In the 1983 Cold War movie WarGames, American nuclear commanders discover that many of the foot-soldiers in missile silos are unwilling to actually launch their nuclear-tipped apocalypse engines, even when they believe that they have been given a valid launch order. To remedy this “problem”, direct control over nuclear launches is turned over to a computer system called the WOPR, taking humans “out of the loop”.
The same year WarGames was released, Soviet Air Defense Colonel Stanislav Petrov was placed in much the same position as the fictional Captain Jerry Lawson from the film’s opening scene. Petrov was the watch officer on the night shift for the Soviet satellite-based Oko early-warning system. In the wee small hours of the morning on September 26th, his computer advised him that it had detected the launch of American ICBMs. Over the course of fifteen scant minutes, he concluded with fingers-crossed that it was a false alarm and declined to inform his superiors of the suspected launch. The Oko false alarm was later attributed to sunlight reflecting off clouds. We can only imagine what the world would look like today if the WOPR had been watching the Oko sensors.
Petrov is not the only person to have been placed in this position. At least a half-dozen cold warriors failed to order global thermonuclear war despite seemingly valid orders or sensor readings. Stanislav Petrov died earlier this year in May of 2017 at the age of 77. With him comes the end of an era where people are always in a position to second-guess and overrule the decisions of machines.
Every day, we outsource more and more analysis and decision-making to automated systems. This promises incredible benefits. Computers can analyze vast amounts of information and take on tasks far too tedious for a person to perform. Fortunately, most of the tasks we currently assign to AI and expert systems don’t have immediate annihilation potential of nuclear war. But there is still tremendous social impact to the tools we are currently developing and implementing. And their oversights and blind spots may be much harder to see.

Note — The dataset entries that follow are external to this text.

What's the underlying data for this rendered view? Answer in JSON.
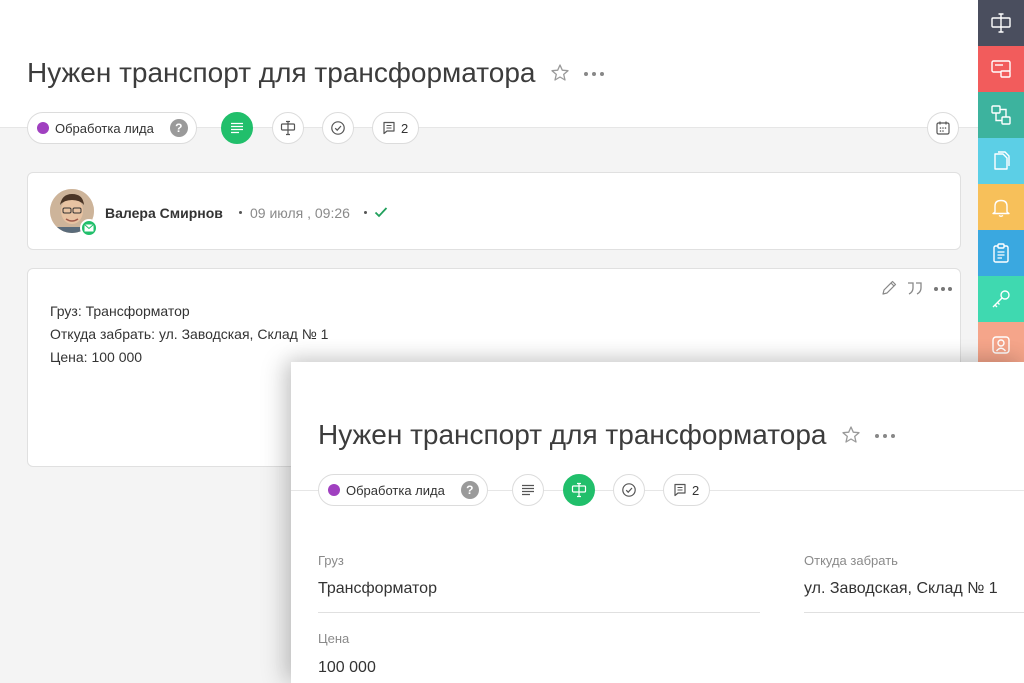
{
  "page": {
    "title": "Нужен транспорт для трансформатора",
    "status": {
      "label": "Обработка лида",
      "color": "#a040c0",
      "help_icon": "?"
    },
    "toolbar": {
      "comments_count": "2",
      "active_color": "#21bf6b"
    }
  },
  "activity": {
    "author": "Валера Смирнов",
    "date": "09 июля , 09:26",
    "text_lines": [
      "Груз: Трансформатор",
      "Откуда забрать: ул. Заводская, Склад № 1",
      "Цена: 100 000"
    ]
  },
  "sidebar": {
    "items": [
      {
        "icon": "fields-icon",
        "color": "#4a4e5e"
      },
      {
        "icon": "message-icon",
        "color": "#f25c5c"
      },
      {
        "icon": "relations-icon",
        "color": "#3db39e"
      },
      {
        "icon": "documents-icon",
        "color": "#5ccfe6"
      },
      {
        "icon": "bell-icon",
        "color": "#f7c05a"
      },
      {
        "icon": "clipboard-icon",
        "color": "#3aa8e0"
      },
      {
        "icon": "key-icon",
        "color": "#3fd9b0"
      },
      {
        "icon": "contact-icon",
        "color": "#f5a58a"
      }
    ]
  },
  "overlay": {
    "title": "Нужен транспорт для трансформатора",
    "status": {
      "label": "Обработка лида",
      "help_icon": "?"
    },
    "comments_count": "2",
    "fields": {
      "cargo": {
        "label": "Груз",
        "value": "Трансформатор"
      },
      "pickup": {
        "label": "Откуда забрать",
        "value": "ул. Заводская, Склад № 1"
      },
      "price": {
        "label": "Цена",
        "value": "100 000"
      }
    }
  }
}
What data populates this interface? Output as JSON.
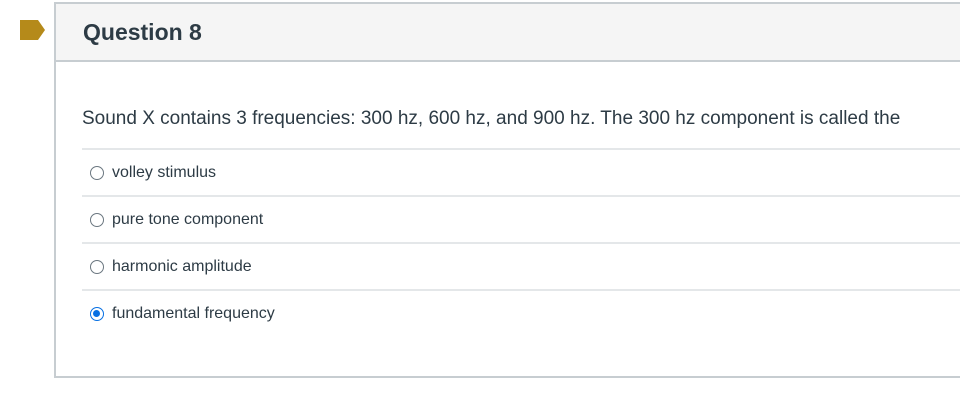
{
  "question": {
    "title": "Question 8",
    "text": "Sound X contains 3 frequencies: 300 hz, 600 hz, and 900 hz. The 300 hz component is called the",
    "flag_icon": "bookmark-flag-icon",
    "accent_color": "#0770e3",
    "flag_color": "#b58a1a"
  },
  "answers": [
    {
      "label": "volley stimulus",
      "selected": false
    },
    {
      "label": "pure tone component",
      "selected": false
    },
    {
      "label": "harmonic amplitude",
      "selected": false
    },
    {
      "label": "fundamental frequency",
      "selected": true
    }
  ]
}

Replacing human drivers with autonomous vehicles will save untold lives. Humans are simply terrible at driving, and even the mediocre driving computers we have now are a manifold improvement over our pathetic meat brains. Though driving computers will certainly make everyone safer, it’s important to ensure that they make everyone safer equally. It’s not inconceivable that a driving computer could be slightly worse at identifying people with particular skin tones — it’s a mistake that’s been made before. If the designers of driving computers mostly look and think alike, they might not be able to spot this type of oversight. If driving computers are mostly tested in one area with mostly heterogeneous people and surroundings, subtle problems might not be detected until much later — making vehicles substantially safer when used by and around the people who designed them, and much less safe in other communities and surroundings.
Even more scrutiny is demanded when opaque expert systems advise courts and other institutions with immense power. These systems may base their decisions on data which merely encodes existing biases. When given decision-making authority, these systems can allow current inequities to metastasize, making them much harder to detect and combat. Courts already use risk-assessment tools which produce wildly inequitable recommendations. Imagine those same expert systems placed in a cybernetic loop where the outcomes of their past biased decisions become the source data for their future decisions. At least humans decision-makers can be asked to explain their choices. Their reasoning can be searched for evidence of bias or animus. Neural networks are notoriously bad at articulating their “why”s. Without caution, we may be on track to replace the discretion of judges and juries with the inscrutable “computer says no”.
None of this is to say that computers should not be entrusted to do the things at which they excel. Freeing people from having to perform tedious and error-prone work is a very good idea. There are so many things at which computers are better than people or mechanical systems, and we should absolutely delegate that work to halfway-intelligent robots. When we deputize machines to make decisions, we should always be aware of the ways that those computers can make poor ones. We should be aware of their limitations and our own, and work diligently to ensure that their recommendations are equitable — especially when those decisions are opaque or difficult to appeal.
Much of the work on these sorts of computers is performed by a relatively-small group of relatively-similar people in a relatively-small area. And these people — mostly straight, cis, white men — have demonstrated time and again that they are not adept at seeing their own biases or owning up to their own mistakes. As we continue down the utopian path of elevating society through reasoned automated analysis and evidence-based decision-making, we should be careful that these chuckleheads don’t put us on a path to dystopia instead.